Drawing parallels between financial planners and grocery retailers is misleading and misses the point of the necessary industry reform, writes Travis Morien.
At the Financial Planning Association of Australia’s national convention in Sydney in 2007, the recently-retired chief executive of retailing giant Woolworths, Roger Corbett, gave a speech where he warned advisers that the many high-net-worth investors he knew were very concerned about conflicts of interest in the financial planning industry.
Corbett urged advisers who wanted to increase their appeal to high-net-worth clients to abandon commissions and start charging a fee for service. Stung by this criticism, some in the audience hit back. One planner stood up and essentially called Corbett a hypocrite, because Woolworths made money on all the products it sold. The planner challenged Woolworths to adopt a “fee-for-service” approach first, passing on products at cost while charging a fee appropriate to the service provided. Apparently many advisers find this a compelling argument; I’ve seen and heard it repeated many times in various forums. What disturbs me about this incident is what it says about how many advisers see themselves. Woolworths is in the business of selling products. There is not so much as a faint fig leaf of “advice”. And that is fine, because Woolworths is a retailer, not a “groceries adviser” or “provisions planner”.
People go to Woolworths to buy things, not to seek the disinterested counsel of a highly trained consultant. If comparing financial advice with retailing is not an appropriate comparison, what is? Most would agree that the way in which advisers want to be perceived as “professional” is the same way in which judges, lawyers and accountants are “professionals”. If these are more appropriate for comparison purposes, why not consider what those professions would be like if their members worked on a commission basis? Imagine, for example, what it would be like if judges and lawyers in the criminal justice system were paid a commission by the manufacturers of justice “products”, namely prisons. Imagine the judge, prosecution and the defence lawyer all receiving an up-front commission for every person sent to jail, and an ongoing commission for the duration of the convict’s incarceration. Defenders of this system would point out that it allows even the poorest people to obtain legal advice free of charge.
What could be fairer than that? Perhaps wary of the different rates paid by different prisons, and wishing to distance themselves from criticism that they tended to sentence defendants to incarceration at notorious hard-labour facilities which pay more commission but which extract a more severe punishment on prisoners, some judges and lawyers could opt for an “unbiased” form of remuneration – one where they are paid the same basic rate of a set fee for every year the defendant was sentenced to, irrespective of which prison the convict gets sent to. In civil cases, the judge would be entitled to a percentage of any compensation payments awarded to the plaintiff. The problems with such a system should be obvious to anyone. The system creates a strong incentive for judges to favour the prosecution or the plaintiff, and would create a strong temptation to favour harsh sentences. Still, supporters of the system could at the very least argue that people should be given a “choice” and, in particular, that less wealthy people would benefit from it rather than having to pay their lawyers themselves, like the wealthy generally would.
A similar analogy would apply to accountants.

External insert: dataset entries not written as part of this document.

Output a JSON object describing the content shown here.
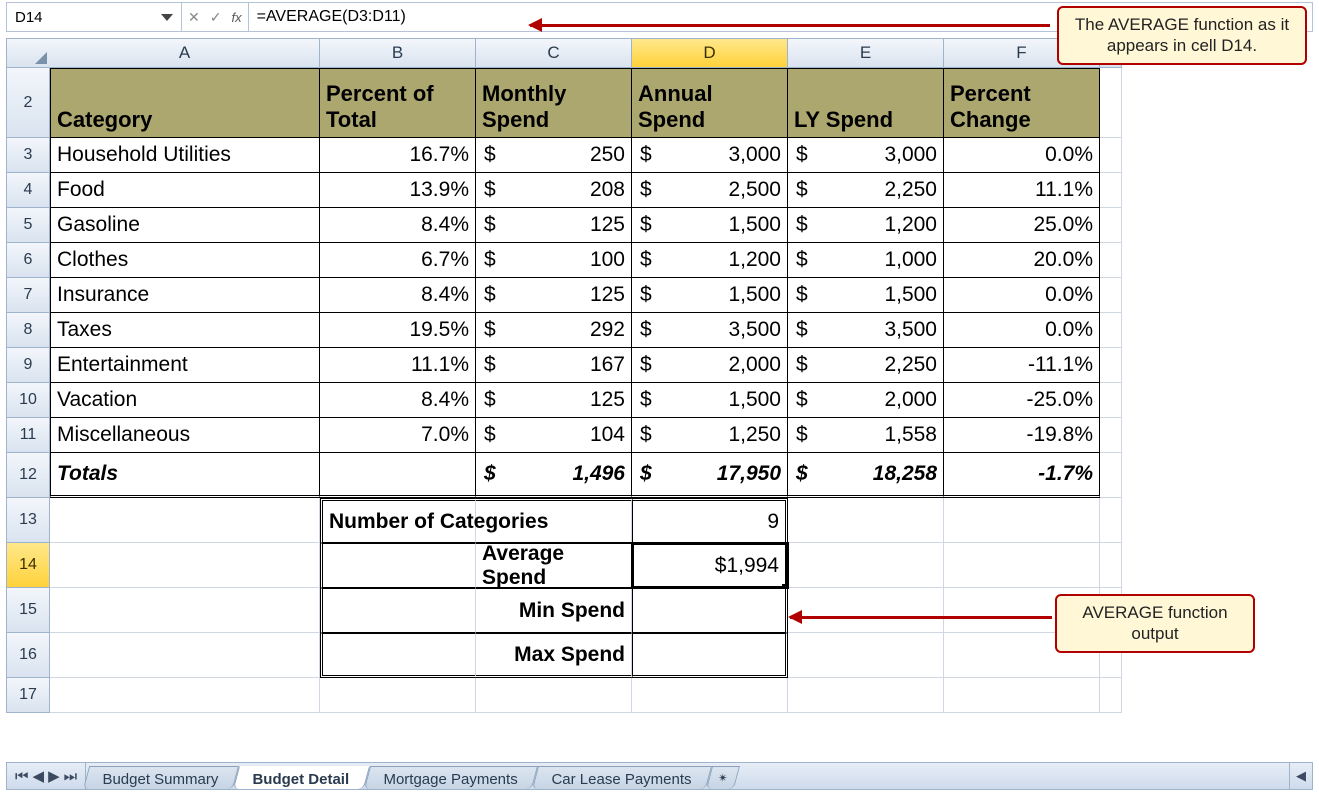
{
  "name_box": "D14",
  "formula": "=AVERAGE(D3:D11)",
  "columns": [
    "A",
    "B",
    "C",
    "D",
    "E",
    "F"
  ],
  "selected_column": "D",
  "selected_row": 14,
  "headers": {
    "category": "Category",
    "percent_of_total": "Percent of Total",
    "monthly_spend": "Monthly Spend",
    "annual_spend": "Annual Spend",
    "ly_spend": "LY Spend",
    "percent_change": "Percent Change"
  },
  "rows": [
    {
      "n": 3,
      "cat": "Household Utilities",
      "pct": "16.7%",
      "mon": "250",
      "ann": "3,000",
      "ly": "3,000",
      "chg": "0.0%"
    },
    {
      "n": 4,
      "cat": "Food",
      "pct": "13.9%",
      "mon": "208",
      "ann": "2,500",
      "ly": "2,250",
      "chg": "11.1%"
    },
    {
      "n": 5,
      "cat": "Gasoline",
      "pct": "8.4%",
      "mon": "125",
      "ann": "1,500",
      "ly": "1,200",
      "chg": "25.0%"
    },
    {
      "n": 6,
      "cat": "Clothes",
      "pct": "6.7%",
      "mon": "100",
      "ann": "1,200",
      "ly": "1,000",
      "chg": "20.0%"
    },
    {
      "n": 7,
      "cat": "Insurance",
      "pct": "8.4%",
      "mon": "125",
      "ann": "1,500",
      "ly": "1,500",
      "chg": "0.0%"
    },
    {
      "n": 8,
      "cat": "Taxes",
      "pct": "19.5%",
      "mon": "292",
      "ann": "3,500",
      "ly": "3,500",
      "chg": "0.0%"
    },
    {
      "n": 9,
      "cat": "Entertainment",
      "pct": "11.1%",
      "mon": "167",
      "ann": "2,000",
      "ly": "2,250",
      "chg": "-11.1%"
    },
    {
      "n": 10,
      "cat": "Vacation",
      "pct": "8.4%",
      "mon": "125",
      "ann": "1,500",
      "ly": "2,000",
      "chg": "-25.0%"
    },
    {
      "n": 11,
      "cat": "Miscellaneous",
      "pct": "7.0%",
      "mon": "104",
      "ann": "1,250",
      "ly": "1,558",
      "chg": "-19.8%"
    }
  ],
  "totals": {
    "label": "Totals",
    "mon": "1,496",
    "ann": "17,950",
    "ly": "18,258",
    "chg": "-1.7%"
  },
  "summary": {
    "num_cat_label": "Number of Categories",
    "num_cat_val": "9",
    "avg_label": "Average Spend",
    "avg_val": "1,994",
    "min_label": "Min Spend",
    "min_val": "",
    "max_label": "Max Spend",
    "max_val": ""
  },
  "currency": "$",
  "tabs": {
    "budget_summary": "Budget Summary",
    "budget_detail": "Budget Detail",
    "mortgage": "Mortgage Payments",
    "car_lease": "Car Lease Payments"
  },
  "callouts": {
    "top": "The AVERAGE function as it appears in cell D14.",
    "mid": "AVERAGE function output"
  },
  "chart_data": {
    "type": "table",
    "title": "Budget Detail",
    "columns": [
      "Category",
      "Percent of Total",
      "Monthly Spend",
      "Annual Spend",
      "LY Spend",
      "Percent Change"
    ],
    "rows": [
      [
        "Household Utilities",
        0.167,
        250,
        3000,
        3000,
        0.0
      ],
      [
        "Food",
        0.139,
        208,
        2500,
        2250,
        0.111
      ],
      [
        "Gasoline",
        0.084,
        125,
        1500,
        1200,
        0.25
      ],
      [
        "Clothes",
        0.067,
        100,
        1200,
        1000,
        0.2
      ],
      [
        "Insurance",
        0.084,
        125,
        1500,
        1500,
        0.0
      ],
      [
        "Taxes",
        0.195,
        292,
        3500,
        3500,
        0.0
      ],
      [
        "Entertainment",
        0.111,
        167,
        2000,
        2250,
        -0.111
      ],
      [
        "Vacation",
        0.084,
        125,
        1500,
        2000,
        -0.25
      ],
      [
        "Miscellaneous",
        0.07,
        104,
        1250,
        1558,
        -0.198
      ]
    ],
    "totals": {
      "Monthly Spend": 1496,
      "Annual Spend": 17950,
      "LY Spend": 18258,
      "Percent Change": -0.017
    },
    "summary": {
      "Number of Categories": 9,
      "Average Spend": 1994
    }
  }
}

Accountants could offer their services for free also, but the Australian Tax Office would pay them a percentage of the tax their clients pay. The bigger the tax bill, the more the accountant receives. The problem with those hypothetical remuneration systems goes beyond the occasional miscarriage of justice or client being given bad tax advice; it casts a cloud over the whole profession. People need to be able to trust the system. The financial advice industry used to be unashamedly a sales business. We have inherited all of the trappings of sales from the past. The realisation that this structure is not optimal is not new, and just as in the hypothetical alternative remuneration structures of legal and tax “advisers”, the realisation that the system creates horrible conflicts of interest is not new either.

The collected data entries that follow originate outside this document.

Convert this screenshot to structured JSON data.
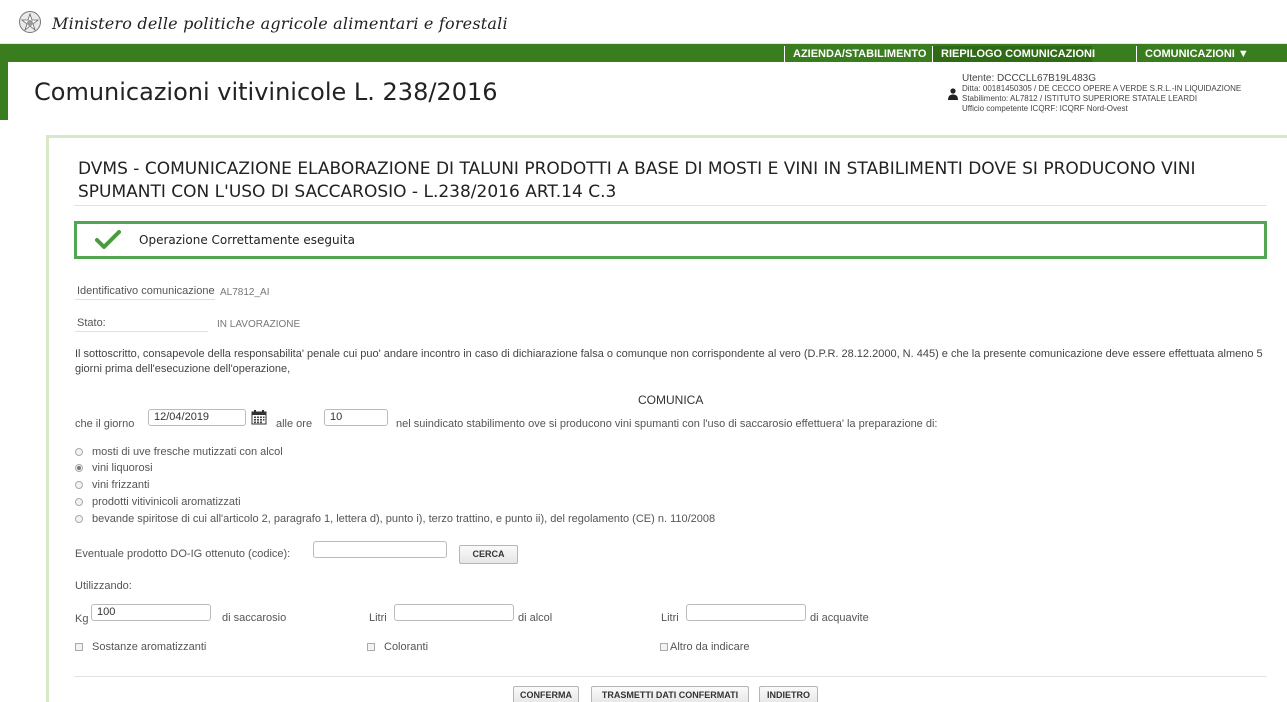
{
  "header": {
    "ministry": "Ministero delle politiche agricole alimentari e forestali",
    "app_title": "Comunicazioni vitivinicole L. 238/2016"
  },
  "nav": {
    "items": [
      {
        "label": "AZIENDA/STABILIMENTO"
      },
      {
        "label": "RIEPILOGO COMUNICAZIONI"
      },
      {
        "label": "COMUNICAZIONI ▼"
      }
    ]
  },
  "user": {
    "utente": "Utente: DCCCLL67B19L483G",
    "ditta": "Ditta: 00181450305 / DE CECCO OPERE A VERDE S.R.L.-IN LIQUIDAZIONE",
    "stabilimento": "Stabilimento: AL7812 / ISTITUTO SUPERIORE STATALE LEARDI",
    "ufficio": "Ufficio competente ICQRF: ICQRF Nord-Ovest"
  },
  "form": {
    "title": "DVMS - COMUNICAZIONE ELABORAZIONE DI TALUNI PRODOTTI A BASE DI MOSTI E VINI IN STABILIMENTI DOVE SI PRODUCONO VINI SPUMANTI CON L'USO DI SACCAROSIO - L.238/2016 ART.14 C.3",
    "success_message": "Operazione Correttamente eseguita",
    "identificativo_label": "Identificativo comunicazione",
    "identificativo_value": "AL7812_AI",
    "stato_label": "Stato:",
    "stato_value": "IN LAVORAZIONE",
    "declaration": "Il sottoscritto, consapevole della responsabilita' penale cui puo' andare incontro in caso di dichiarazione falsa o comunque non corrispondente al vero (D.P.R. 28.12.2000, N. 445) e che la presente comunicazione deve essere effettuata almeno 5 giorni prima dell'esecuzione dell'operazione,",
    "comunica": "COMUNICA",
    "giorno_prefix": "che il giorno",
    "giorno_value": "12/04/2019",
    "ore_label": "alle ore",
    "ore_value": "10",
    "sentence_rest": "nel suindicato stabilimento ove si producono vini spumanti con l'uso di saccarosio effettuera' la preparazione di:",
    "options": [
      {
        "label": "mosti di uve fresche mutizzati con alcol",
        "selected": false
      },
      {
        "label": "vini liquorosi",
        "selected": true
      },
      {
        "label": "vini frizzanti",
        "selected": false
      },
      {
        "label": "prodotti vitivinicoli aromatizzati",
        "selected": false
      },
      {
        "label": "bevande spiritose di cui all'articolo 2, paragrafo 1, lettera d), punto i), terzo trattino, e punto ii), del regolamento (CE) n. 110/2008",
        "selected": false
      }
    ],
    "prodotto_label": "Eventuale prodotto DO-IG ottenuto (codice):",
    "prodotto_value": "",
    "cerca_button": "CERCA",
    "utilizzando": "Utilizzando:",
    "kg_label": "Kg",
    "kg_value": "100",
    "saccarosio_label": "di saccarosio",
    "litri_label_1": "Litri",
    "alcol_value": "",
    "alcol_label": "di alcol",
    "litri_label_2": "Litri",
    "acquavite_value": "",
    "acquavite_label": "di acquavite",
    "checkboxes": [
      {
        "label": "Sostanze aromatizzanti"
      },
      {
        "label": "Coloranti"
      },
      {
        "label": "Altro da indicare"
      }
    ],
    "buttons": {
      "conferma": "CONFERMA",
      "trasmetti": "TRASMETTI DATI CONFERMATI",
      "indietro": "INDIETRO"
    }
  }
}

It is, however, very firmly entrenched. When the majority of advisers talk about “fee for service”, they are still referring to a charge calculated on a percentage of assets, reducing the bias toward one product over another, but still retaining precisely the same incentive to recommend investments over debt repayments, and geared portfolios over ungeared ones. Merely disclosing conflicts of interest doesn’t fix the problem, because the conflicts remain. Even if a person knows that their adviser’s objectivity has been undermined, the fact is, the adviser’s objectivity has been undermined! Our profession has had too many problems. Conflicts of interest have played a central role in most, if not all, of our most infamous and damaging scandals, and are the reason why many people do not trust us. And that was precisely the point that Mr Corbett was making.